У нас был замечательный мастер. Когда мы ходили на практику на Алюминиевый завод, он в проходной просовывал в окошечко свой паспорт и сам себя громко представлял: «Виктор Федорович Ррррроманюта». Помимо практических уроков проводил с нами политзанятия. Главным политическим событием воспринимал проходивший тогда в Гронингене матч на первенство мира по шахматам, в котором участвовал Ботвинник и экс-чемпион мира Макс Эйве. Когда матч подходил к концу и Ботвинник заканчивал его успешнее других, наш Романюта, считавший, что экс-чемпион – это самый высший титул, сказал: «Я надеюсь, что Ботвинник станет экс-чемпионом мира».

У него были длинные пальцы, которым мог бы позавидовать любой пианист. Если кем-то он был недоволен, то бил длинным пальцем ученика в лоб, приговаривая: «Ах ты, дубинушка, свинцовая голова!» Мне тоже иногда доставалось. Я был далеко не лучшим учеником, но Романюта очень хорошо ко мне относился. Он видел во мне то, чего не видели мои родители. Он считал меня человеком, очень способным к чему-то, но не к столярному делу. Моему отцу он несколько раз говорил: «Заберите его отсюда, ему надо заниматься чем-то другим. У него большие способности, не губите их».

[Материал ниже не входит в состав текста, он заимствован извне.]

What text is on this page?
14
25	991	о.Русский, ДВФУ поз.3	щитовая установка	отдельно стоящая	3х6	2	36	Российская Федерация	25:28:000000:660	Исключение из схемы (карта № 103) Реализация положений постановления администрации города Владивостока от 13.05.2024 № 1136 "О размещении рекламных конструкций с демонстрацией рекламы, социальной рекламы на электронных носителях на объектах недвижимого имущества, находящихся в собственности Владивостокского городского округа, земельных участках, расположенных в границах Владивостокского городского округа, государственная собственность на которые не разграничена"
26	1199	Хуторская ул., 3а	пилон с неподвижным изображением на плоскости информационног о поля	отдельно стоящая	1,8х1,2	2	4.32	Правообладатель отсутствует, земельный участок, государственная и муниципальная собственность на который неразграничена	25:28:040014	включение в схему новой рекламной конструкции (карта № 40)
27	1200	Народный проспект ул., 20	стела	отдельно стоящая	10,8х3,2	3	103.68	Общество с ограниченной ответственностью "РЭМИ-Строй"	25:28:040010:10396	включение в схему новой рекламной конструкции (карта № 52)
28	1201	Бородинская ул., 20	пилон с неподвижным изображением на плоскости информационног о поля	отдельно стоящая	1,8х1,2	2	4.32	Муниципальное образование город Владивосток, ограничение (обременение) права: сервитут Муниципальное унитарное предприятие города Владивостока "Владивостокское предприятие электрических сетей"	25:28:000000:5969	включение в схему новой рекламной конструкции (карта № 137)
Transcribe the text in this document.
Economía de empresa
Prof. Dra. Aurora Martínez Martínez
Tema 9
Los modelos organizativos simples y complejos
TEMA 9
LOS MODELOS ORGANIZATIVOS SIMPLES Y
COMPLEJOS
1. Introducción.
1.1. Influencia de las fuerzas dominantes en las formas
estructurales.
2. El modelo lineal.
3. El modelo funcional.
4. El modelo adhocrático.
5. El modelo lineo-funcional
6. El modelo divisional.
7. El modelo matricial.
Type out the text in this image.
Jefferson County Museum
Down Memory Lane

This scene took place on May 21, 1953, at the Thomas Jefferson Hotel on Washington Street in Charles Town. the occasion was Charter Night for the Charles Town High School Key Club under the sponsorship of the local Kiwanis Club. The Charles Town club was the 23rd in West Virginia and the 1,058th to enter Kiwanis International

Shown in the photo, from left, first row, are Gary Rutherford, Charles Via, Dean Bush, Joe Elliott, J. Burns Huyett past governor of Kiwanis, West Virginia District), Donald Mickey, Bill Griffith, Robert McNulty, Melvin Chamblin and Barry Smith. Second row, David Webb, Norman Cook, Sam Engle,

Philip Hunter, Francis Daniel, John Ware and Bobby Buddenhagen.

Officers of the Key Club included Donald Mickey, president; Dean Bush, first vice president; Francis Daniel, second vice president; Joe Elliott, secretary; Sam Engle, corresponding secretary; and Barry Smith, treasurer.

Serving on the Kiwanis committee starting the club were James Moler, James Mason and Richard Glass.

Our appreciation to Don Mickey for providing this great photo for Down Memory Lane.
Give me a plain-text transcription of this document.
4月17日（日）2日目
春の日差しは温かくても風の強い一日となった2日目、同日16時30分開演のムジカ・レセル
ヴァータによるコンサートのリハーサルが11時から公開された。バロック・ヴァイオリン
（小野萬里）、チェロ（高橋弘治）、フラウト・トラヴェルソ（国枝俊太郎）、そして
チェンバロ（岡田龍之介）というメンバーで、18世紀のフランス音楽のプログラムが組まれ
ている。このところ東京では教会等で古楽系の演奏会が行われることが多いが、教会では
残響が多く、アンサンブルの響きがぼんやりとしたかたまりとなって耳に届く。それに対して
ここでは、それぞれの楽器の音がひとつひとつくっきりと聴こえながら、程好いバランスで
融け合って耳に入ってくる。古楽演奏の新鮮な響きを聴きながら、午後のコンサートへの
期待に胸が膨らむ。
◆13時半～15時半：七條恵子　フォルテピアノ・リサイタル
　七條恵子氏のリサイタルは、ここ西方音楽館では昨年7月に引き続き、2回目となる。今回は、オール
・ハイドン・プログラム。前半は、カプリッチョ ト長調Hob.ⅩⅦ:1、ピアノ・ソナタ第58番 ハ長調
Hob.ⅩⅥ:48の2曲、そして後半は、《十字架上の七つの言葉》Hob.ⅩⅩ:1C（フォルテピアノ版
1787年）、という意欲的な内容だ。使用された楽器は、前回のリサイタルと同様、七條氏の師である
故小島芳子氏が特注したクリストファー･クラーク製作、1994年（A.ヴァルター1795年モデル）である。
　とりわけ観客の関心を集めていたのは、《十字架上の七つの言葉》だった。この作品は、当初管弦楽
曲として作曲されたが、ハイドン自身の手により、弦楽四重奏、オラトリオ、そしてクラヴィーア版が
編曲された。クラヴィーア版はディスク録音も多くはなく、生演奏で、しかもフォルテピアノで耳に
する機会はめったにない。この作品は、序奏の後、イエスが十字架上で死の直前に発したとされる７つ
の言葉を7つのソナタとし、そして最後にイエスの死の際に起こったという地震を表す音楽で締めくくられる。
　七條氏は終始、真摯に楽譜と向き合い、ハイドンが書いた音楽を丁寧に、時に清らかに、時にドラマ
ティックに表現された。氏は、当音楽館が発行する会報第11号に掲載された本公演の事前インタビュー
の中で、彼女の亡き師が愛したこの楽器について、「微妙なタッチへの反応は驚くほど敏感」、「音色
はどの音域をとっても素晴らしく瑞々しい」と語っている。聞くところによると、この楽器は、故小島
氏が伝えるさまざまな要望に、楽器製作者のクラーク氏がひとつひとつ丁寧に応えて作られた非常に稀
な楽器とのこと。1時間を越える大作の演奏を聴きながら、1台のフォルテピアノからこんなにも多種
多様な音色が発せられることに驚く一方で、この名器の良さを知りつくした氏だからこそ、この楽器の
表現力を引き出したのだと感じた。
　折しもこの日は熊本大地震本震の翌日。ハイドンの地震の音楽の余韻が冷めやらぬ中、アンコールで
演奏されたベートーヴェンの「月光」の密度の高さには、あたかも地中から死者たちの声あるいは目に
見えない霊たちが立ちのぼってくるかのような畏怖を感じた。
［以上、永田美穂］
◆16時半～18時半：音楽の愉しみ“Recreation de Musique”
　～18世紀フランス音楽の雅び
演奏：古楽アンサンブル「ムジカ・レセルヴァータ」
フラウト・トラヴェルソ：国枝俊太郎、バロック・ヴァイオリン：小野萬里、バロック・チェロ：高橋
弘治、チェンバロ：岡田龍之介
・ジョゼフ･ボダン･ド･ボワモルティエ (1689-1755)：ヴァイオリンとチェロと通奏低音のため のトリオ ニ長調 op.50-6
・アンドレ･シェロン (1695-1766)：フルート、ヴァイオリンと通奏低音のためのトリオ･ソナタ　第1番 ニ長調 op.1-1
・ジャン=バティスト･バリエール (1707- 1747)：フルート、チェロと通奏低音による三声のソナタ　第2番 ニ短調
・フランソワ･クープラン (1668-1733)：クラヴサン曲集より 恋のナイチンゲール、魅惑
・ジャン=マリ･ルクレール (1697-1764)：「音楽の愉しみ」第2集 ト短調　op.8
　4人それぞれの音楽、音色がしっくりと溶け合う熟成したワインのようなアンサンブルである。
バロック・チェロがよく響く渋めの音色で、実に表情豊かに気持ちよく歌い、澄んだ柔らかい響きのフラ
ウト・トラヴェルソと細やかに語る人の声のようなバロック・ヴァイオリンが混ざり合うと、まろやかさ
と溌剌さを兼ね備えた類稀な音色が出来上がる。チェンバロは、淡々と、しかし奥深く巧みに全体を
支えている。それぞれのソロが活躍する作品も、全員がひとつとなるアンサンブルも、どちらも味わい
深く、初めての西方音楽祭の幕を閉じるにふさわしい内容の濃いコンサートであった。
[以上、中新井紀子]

Отец сомневался и продолжал считать, что я в первую очередь должен овладеть искусством выживания в суровых условиях.

Прошло много лет.

В шестидесятые годы вышла какая-то публикация обо мне в «Известиях», и вдруг пришло письмо от Романюты. Оно начиналось так: «Володя Войнович, если это ты, то здравствуй и твоя семья, а если это не Вы, извините».

Он написал, что всегда знал – из меня что-то получится. Мы обменялись письмами. Но довольно скоро он заболел и умер.

В ремесленном училище я был самым маленьким и, наверное, самым слабым в нашей группе. Возможно, еще сказывался голод. На занятиях физкультурой я не мог ни одного раза подтянуться, а когда надо было пробежать два с половиной круга по стадиону, думал, что все равно не пробегу, и не пробегал, отходил в сторону. Меня часто обижали. Я только потом понял, что многие были значительно старше меня – поскольку все жили в оккупации, то, боясь быть угнанными в Германию, убавили себе возраст. Значительно позже, встречая кого-то из бывших соучеников, я с удивлением открывал, что многие из них моего роста или чуть выше.

Вообще я был маленький и недрачливый. Никогда никого не ударил первым. И вторым тоже ударить боялся. Преувеличивая свои возможности, боялся нанести своему врагу непоправимый вред. Если дрался с более сильным, то наклонял голову, закрывал глаза и попадал в воздух. По причине малого роста и физической неразвитости я не мог оказать достаточного сопротивления в нашей группе никому, кроме некоего Панасенко по прозвищу Панаха. С этим Панахой мы много раз дрались, и здесь я иногда брал верх.